Patriarche symptôme ou père sans paroles – Maela Michel-Spiesser

© Ambre Reddman

Chacun son délire pour se défendre du réel, tel est le constat auquel arrive Lacan. Certains sujets s’orientent d’un Père qui les a introduits à la demande et au désir, barrant une part de jouissance qui les traverse et permettant de construire un fantasme qui cadre leur monde. Certains doivent inventer un nouveau semblant, singulier, qui fera bord entre réel et symbolique pour leur permettre de faire lien social. C’est par ce prisme que le Père doit être entendu chez Lacan, et non comme une ode au patriarcat.

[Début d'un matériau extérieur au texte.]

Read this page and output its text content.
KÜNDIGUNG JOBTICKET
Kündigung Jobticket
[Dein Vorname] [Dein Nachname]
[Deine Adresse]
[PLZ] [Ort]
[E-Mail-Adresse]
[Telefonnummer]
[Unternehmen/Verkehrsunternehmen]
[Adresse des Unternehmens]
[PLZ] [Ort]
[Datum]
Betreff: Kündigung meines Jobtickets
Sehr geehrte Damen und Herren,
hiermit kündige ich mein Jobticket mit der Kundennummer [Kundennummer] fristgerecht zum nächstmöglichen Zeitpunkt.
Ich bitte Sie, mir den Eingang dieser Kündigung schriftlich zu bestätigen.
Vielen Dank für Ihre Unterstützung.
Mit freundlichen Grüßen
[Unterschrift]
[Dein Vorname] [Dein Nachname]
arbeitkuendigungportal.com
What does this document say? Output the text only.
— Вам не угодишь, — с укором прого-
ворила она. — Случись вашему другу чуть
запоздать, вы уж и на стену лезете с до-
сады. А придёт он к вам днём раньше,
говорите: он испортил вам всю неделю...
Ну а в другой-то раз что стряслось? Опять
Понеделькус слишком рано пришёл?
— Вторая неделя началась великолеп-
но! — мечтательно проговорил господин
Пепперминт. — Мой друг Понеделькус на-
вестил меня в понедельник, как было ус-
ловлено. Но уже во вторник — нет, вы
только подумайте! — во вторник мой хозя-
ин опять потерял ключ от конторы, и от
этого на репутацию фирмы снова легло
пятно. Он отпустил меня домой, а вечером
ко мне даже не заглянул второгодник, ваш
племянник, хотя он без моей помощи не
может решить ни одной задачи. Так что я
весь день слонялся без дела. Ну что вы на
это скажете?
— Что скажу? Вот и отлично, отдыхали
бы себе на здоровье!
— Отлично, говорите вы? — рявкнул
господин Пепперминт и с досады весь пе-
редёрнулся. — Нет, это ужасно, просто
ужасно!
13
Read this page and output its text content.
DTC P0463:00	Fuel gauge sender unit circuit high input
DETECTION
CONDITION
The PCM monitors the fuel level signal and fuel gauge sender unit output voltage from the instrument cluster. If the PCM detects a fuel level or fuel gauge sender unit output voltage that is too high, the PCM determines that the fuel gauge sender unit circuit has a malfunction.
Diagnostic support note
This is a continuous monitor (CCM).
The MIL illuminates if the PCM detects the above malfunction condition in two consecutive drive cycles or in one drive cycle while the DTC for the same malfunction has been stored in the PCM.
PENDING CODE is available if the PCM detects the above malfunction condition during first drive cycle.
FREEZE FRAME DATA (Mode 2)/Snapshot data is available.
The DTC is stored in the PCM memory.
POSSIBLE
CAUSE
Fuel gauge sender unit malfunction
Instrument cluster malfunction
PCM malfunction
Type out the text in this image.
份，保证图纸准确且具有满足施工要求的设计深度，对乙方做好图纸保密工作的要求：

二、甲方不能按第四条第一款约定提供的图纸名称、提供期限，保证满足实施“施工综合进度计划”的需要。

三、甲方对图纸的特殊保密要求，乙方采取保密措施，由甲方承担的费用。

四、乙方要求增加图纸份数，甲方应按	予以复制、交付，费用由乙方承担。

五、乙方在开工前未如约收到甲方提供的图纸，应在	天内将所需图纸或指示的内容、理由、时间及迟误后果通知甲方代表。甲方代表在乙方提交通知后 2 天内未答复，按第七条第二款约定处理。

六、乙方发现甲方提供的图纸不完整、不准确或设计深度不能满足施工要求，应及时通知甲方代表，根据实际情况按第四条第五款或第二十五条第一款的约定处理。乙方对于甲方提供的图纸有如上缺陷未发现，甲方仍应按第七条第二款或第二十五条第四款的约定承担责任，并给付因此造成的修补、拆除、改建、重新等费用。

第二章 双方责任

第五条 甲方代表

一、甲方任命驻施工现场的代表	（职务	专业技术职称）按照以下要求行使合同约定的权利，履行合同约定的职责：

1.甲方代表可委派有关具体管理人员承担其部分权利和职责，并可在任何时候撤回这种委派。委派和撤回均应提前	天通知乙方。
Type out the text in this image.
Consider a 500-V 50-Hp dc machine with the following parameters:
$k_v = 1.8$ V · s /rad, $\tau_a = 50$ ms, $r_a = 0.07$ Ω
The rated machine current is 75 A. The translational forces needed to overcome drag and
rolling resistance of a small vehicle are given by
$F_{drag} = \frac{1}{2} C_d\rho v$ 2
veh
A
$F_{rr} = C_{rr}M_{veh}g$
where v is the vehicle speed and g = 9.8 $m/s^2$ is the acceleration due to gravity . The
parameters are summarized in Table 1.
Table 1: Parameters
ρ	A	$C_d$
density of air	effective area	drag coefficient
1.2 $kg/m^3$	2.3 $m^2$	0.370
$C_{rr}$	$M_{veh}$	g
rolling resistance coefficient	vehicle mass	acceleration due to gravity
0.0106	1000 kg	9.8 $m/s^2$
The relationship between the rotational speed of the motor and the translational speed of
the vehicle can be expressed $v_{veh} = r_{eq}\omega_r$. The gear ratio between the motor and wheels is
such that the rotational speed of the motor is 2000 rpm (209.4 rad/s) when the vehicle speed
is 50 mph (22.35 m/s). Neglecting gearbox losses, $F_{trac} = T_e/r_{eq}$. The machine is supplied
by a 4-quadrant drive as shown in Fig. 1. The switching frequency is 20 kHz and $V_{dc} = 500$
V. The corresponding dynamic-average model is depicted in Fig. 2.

La question reste : quel usage le sujet peut-il faire d’un père ? Je mettrais en perspective deux usages de la bande dessinée comme solution.

Le père comme repère est au cœur de la célèbre bande dessinée de Riad Sattouf, il est L’Arabe du futur[1]. L’auteur l’illustre jusque dans ses absences où il fait retour dans ses pensées par un discours jugeant et dépréciatif. « Mon père admirait les dictateurs, il rêvait de faire un coup d’État. C’était un Arabe d’extrême droite », confiera R. Sattouf. Pourtant, il dira avoir senti que son père avait des faiblesses : « il n’était pas complètement maître de lui-même »[2]. S’il le présente comme un patriarche, il n’en reste pas moins un sujet de désir, divisé, un homme qui a fait d’une femme son symptôme. Et c’est dans le réel de sa famille qu’il commettra le coup d’État qu’il appelait de ses vœux en politique : voler un enfant à cette femme.

Un travail analytique permettra à R. Sattouf de parvenir à dire la faute du père. S’identifier à un « auteur de BD » sera sa solution pour ne pas choisir entre sa famille paternelle ou maternelle. Alors seulement, la voix du père, frein omniprésent dans sa tête, s’éteindra pour lui ouvrir un accès à son désir. Le dernier tome de la série se termine sur un rêve qu’il emprunte à son frère qu’il vient de retrouver : alors qu’il est mort, le père passe à côté de son fils sans le reconnaître. En l’utilisant pour clore son opus, R. Sattouf exprime ici comment il peut dorénavant se passer du père à condition de s’en servir[3].

Dans Blast[4], la figure du père dépeint par Manu Larcenet est tout à fait différente : décharné, sans paroles. L’auteur dépeint un personnage principal que le décès de son père laisse en proie à une jouissance débridée qu’il nomme « blast », moment d’« épiphanie » dont il fera sa quête. L’ouvrage n’est pas autobiographique, mais l’auteur en fait un « témoignage de sa maladie bipolaire »[5]. M. Larcenet use de l’écriture même, narration et dessin, pour mettre en lumière « la sinusoïdale de sa maladie » : un rythme tantôt explosif par le truchement des couleurs et l’insertion de passages de nature comme autant de respirations qui permettent au lecteur et à l’auteur, dit-il, « de retrouver ses esprits »[6]. Une coupure de la « transe » qu’il évoque pour lui-même à plusieurs reprises en interview. La bande dessinée Blast opère comme une mise à « l’écart de [ses] propres obsessions » : mort de son père, angoisse du démembrement, obésité, « ces choses qui [le] travaillent de manière insidieuse tous les jours ». M. Larcenet est prolifique, le dessin vient pour lui comme une urgence. L’écriture est au plus près du réel, et la bande dessinée se fait fiction nécessaire, non comme identification, mais comme écriture de jouissance, comme l’usage d’un semblant lui donnant une place dans le monde.

Un père peut donc se faire patriarche sans pour autant que cela sorte de scène un sujet, non sans qu’il devienne un symptôme. À défaut, il faudra au sujet inventer une solution singulière, hors de l’usage du père comme semblant, pour rester sur la scène du monde.

[1] Cf. Sattouf R., L’Arabe du futur 1. Une jeunesse au Moyen-Orient (1978-1984), Paris, Allary Éditions, 2014.
[2] Cf. Broué C., « Riad Sattouf, la langue dessinée », À voix nue, Entretiens, France Culture, 2, 3, 4, 5 et 6 janvier 2023, disponible sur internet.
[3] Cf. Lacan J., Le Séminaire, Livre XXIII, Le Sinthome, texte établi par J.-A. Miller, Paris, Seuil, 2005, p. 136.
[4] Larcenet M., Blast, Paris, Dargaud, 4 tomes, 2009-2014.
[5] Brunner V., « Manu Larcenet, dessinateur : se couper du monde pour ne pas devenir une boule de haine », Télérama, 18 juin 2016, disponible sur internet.